June 09, 1989|STEVE SPRINGER | Times Staff Writer

If he hadn't thought he'd look awfully silly, Chris Parker , 24 , might have pinched himself.

He tried to keep a hold on reality as he trotted up to the center and bent over to take the snap. He tried to concentrate on the job at hand, but his mind kept wandering. He was supposed to be looking over the defense, but all he seemed able to flash on was their helmets. And those of the offensive line immediately in front of him. And the one he was wearing.

Growing up in Southern California, it was a helmet he had seen often, but only from afar. Emblazoned across it were the distinctive horns of the Los Angeles Rams.

"What am I doing here?" he asked himself.

What indeed?

Parker could hardly be classified as a blue-chip recruit. After playing mostly as a defensive back at St. Thomas Aquinas High in San Bernardino County, he enrolled at Saddleback College in Orange County, where he played both free safety and quarterback. But not much of either.

"I just didn't feel," he said, "that I was given an opportunity."

So the next year, he moved to San Bernardino Valley College, where he beat out the competition to finally become a starting quarterback.

Onward and upward. But to where?

His choice of a four-year school came down to Cal State Northridge, in Division II of the NCAA, or the University of New Mexico, a Division I program.

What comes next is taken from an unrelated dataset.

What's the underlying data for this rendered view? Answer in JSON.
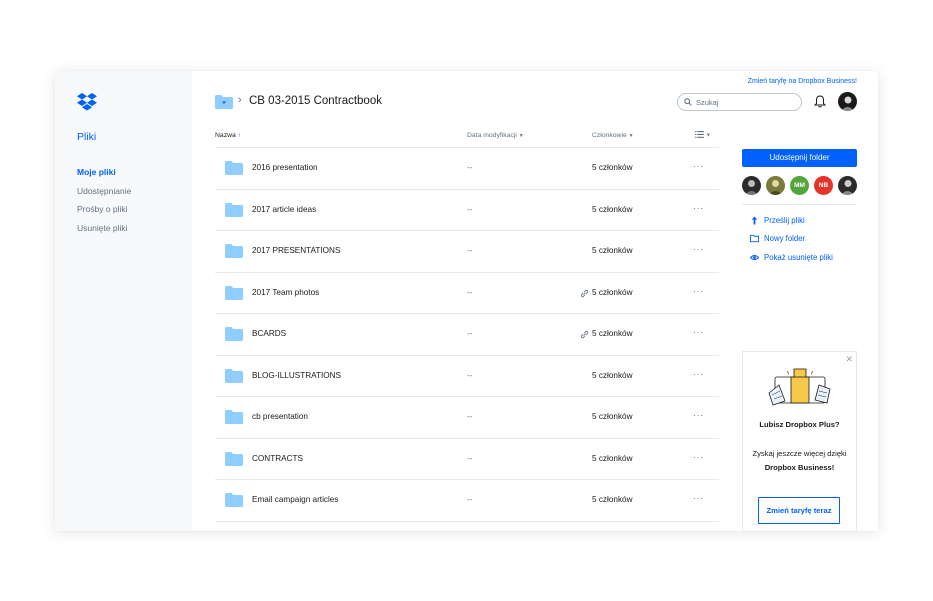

The problem was that Parker didn't hear from New Mexico until the week before school started. He was contacted on a Thursday and would have been required to start classes the following Monday.

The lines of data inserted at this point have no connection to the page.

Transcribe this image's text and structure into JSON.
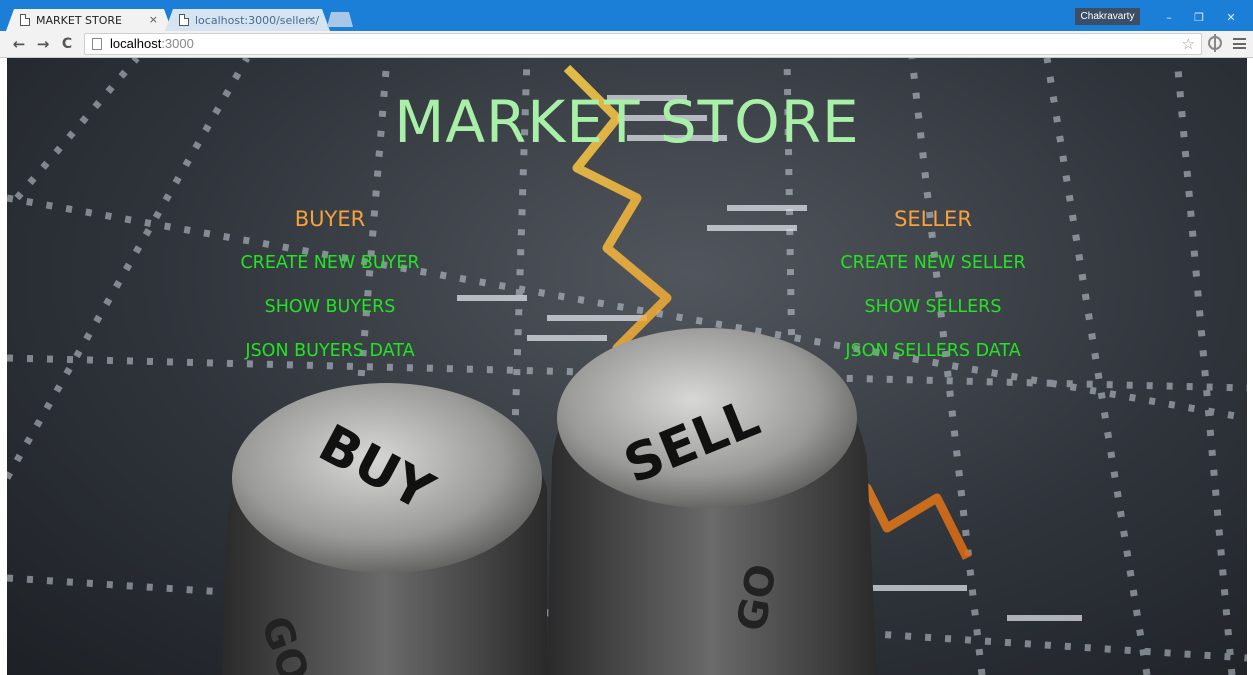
{
  "browser": {
    "tabs": [
      {
        "title": "MARKET STORE",
        "close": "×",
        "active": true
      },
      {
        "title": "localhost:3000/sellers/",
        "close": "×",
        "active": false
      }
    ],
    "profile_name": "Chakravarty",
    "window_controls": {
      "minimize": "–",
      "restore": "❐",
      "close": "✕"
    },
    "nav": {
      "back": "←",
      "forward": "→",
      "reload": "C"
    },
    "address": {
      "host": "localhost",
      "port": ":3000"
    },
    "bookmark_star": "☆",
    "icons": [
      "page-icon",
      "extension-icon",
      "menu-icon"
    ]
  },
  "page": {
    "title": "MARKET STORE",
    "buyer": {
      "heading": "BUYER",
      "links": [
        "CREATE NEW BUYER",
        "SHOW BUYERS",
        "JSON BUYERS DATA"
      ]
    },
    "seller": {
      "heading": "SELLER",
      "links": [
        "CREATE NEW SELLER",
        "SHOW SELLERS",
        "JSON SELLERS DATA"
      ]
    },
    "dice_labels": {
      "left": "BUY",
      "right": "SELL",
      "left_side": "GO",
      "right_side": "GO"
    }
  },
  "colors": {
    "title": "#a8f0a8",
    "heading": "#f7a23a",
    "link": "#22e422",
    "chrome_blue": "#1b7fd8"
  }
}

"Why did you wait so long?" he asked a New Mexico official.

"We just overlooked you," Parker was told.

His parents, Ted and Jane, pushed for Northridge.

"You can be a big fish in a little pond," Parker's father told him. "What's worth more to you, to say you played at a big school or to say you played ?"

Parker headed for the little pond. But even there, he hardly arrived with a big splash. It was more like a dash of cold water in the face when he got his first look at the depth chart. Among quarterbacks, Parker was listed fifth .

"Wow," he told himself, "welcome to big-time football."

Hunched over the center, Parker, 6-foot-1, 194 pounds, looked down the line, first to the left, then to the right. "I'm about to run a play for the Los Angeles Rams," he told himself. "Nobody here is going to do anything until I call the cadence. Everything is waiting on me. This is pretty neat."

He clapped his wrists together and, in a loud voice, barked out the signals.

Parker wasn't fifth on the CSUN depth chart for long. Coach Tom Keele was installing a radical new offense, the run-and-shoot, and he decided Parker was the guy to do the running and shooting.

"It was tough," Parker said of an offense based on the ability to improvise at the line of scrimmage. "You had to read the defense and the receiver had to read the defense and go from there.

"You know, it sounds kind of funny, but it was a shock to me because I never did that before. Throughout high school and junior college, I had never been taught to read a defense."

Because the quarterback and the receiver in the run-and-shoot have to operate on the same page in order to come to the same conclusion without benefit of a huddle, it helps if they have more than a passing acquaintance with each other.

That was not the case when Parker took over at Northridge in 1985, but he still did well enough in his first season to rewrite a few pages in the CSUN record book.

Parker completed 232 of 424 passes for 2,658 yards and 19 touchdowns. The attempts and completions, along with the 2,773 yards in total offense he generated, were school records. As a punter, Parker averaged 40.6 yards and one of his 48 punts traveled 72 yards.

A year later, Keele was gone and so was the run-and-shoot. Bob Burt, the new Matador coach, went back to the conventional I-formation and, although Parker's numbers dropped, the number in the all-important win column went up. Parker passed just 158 times, completing 81 for 1,167 yards and a dozen touchdowns. He also punted 44 times for 1,763 yards (40.1 average). But CSUN's record improved from 4-7 to 8-3 and the Matadors came within one minute in their final conference game of claiming the Western Football Conference title.

Parker's collegiate career was over, but not, he hoped, his football career. Coming out of Northridge, he didn't figure to get much of a look from the National Football League, so he opted for the Canadian Football League and drew some interest from the Winnipeg Blue Bombers in the spring of 1987.

"I pretty much neglected everyone else," Parker said, "and put all my eggs in one basket."

That turned out to be an ill-fated move because Parker's chances proved as fragile as an egg shell. Winnipeg turned thumbs down on him and he wound up working at a Woodland Hills health club.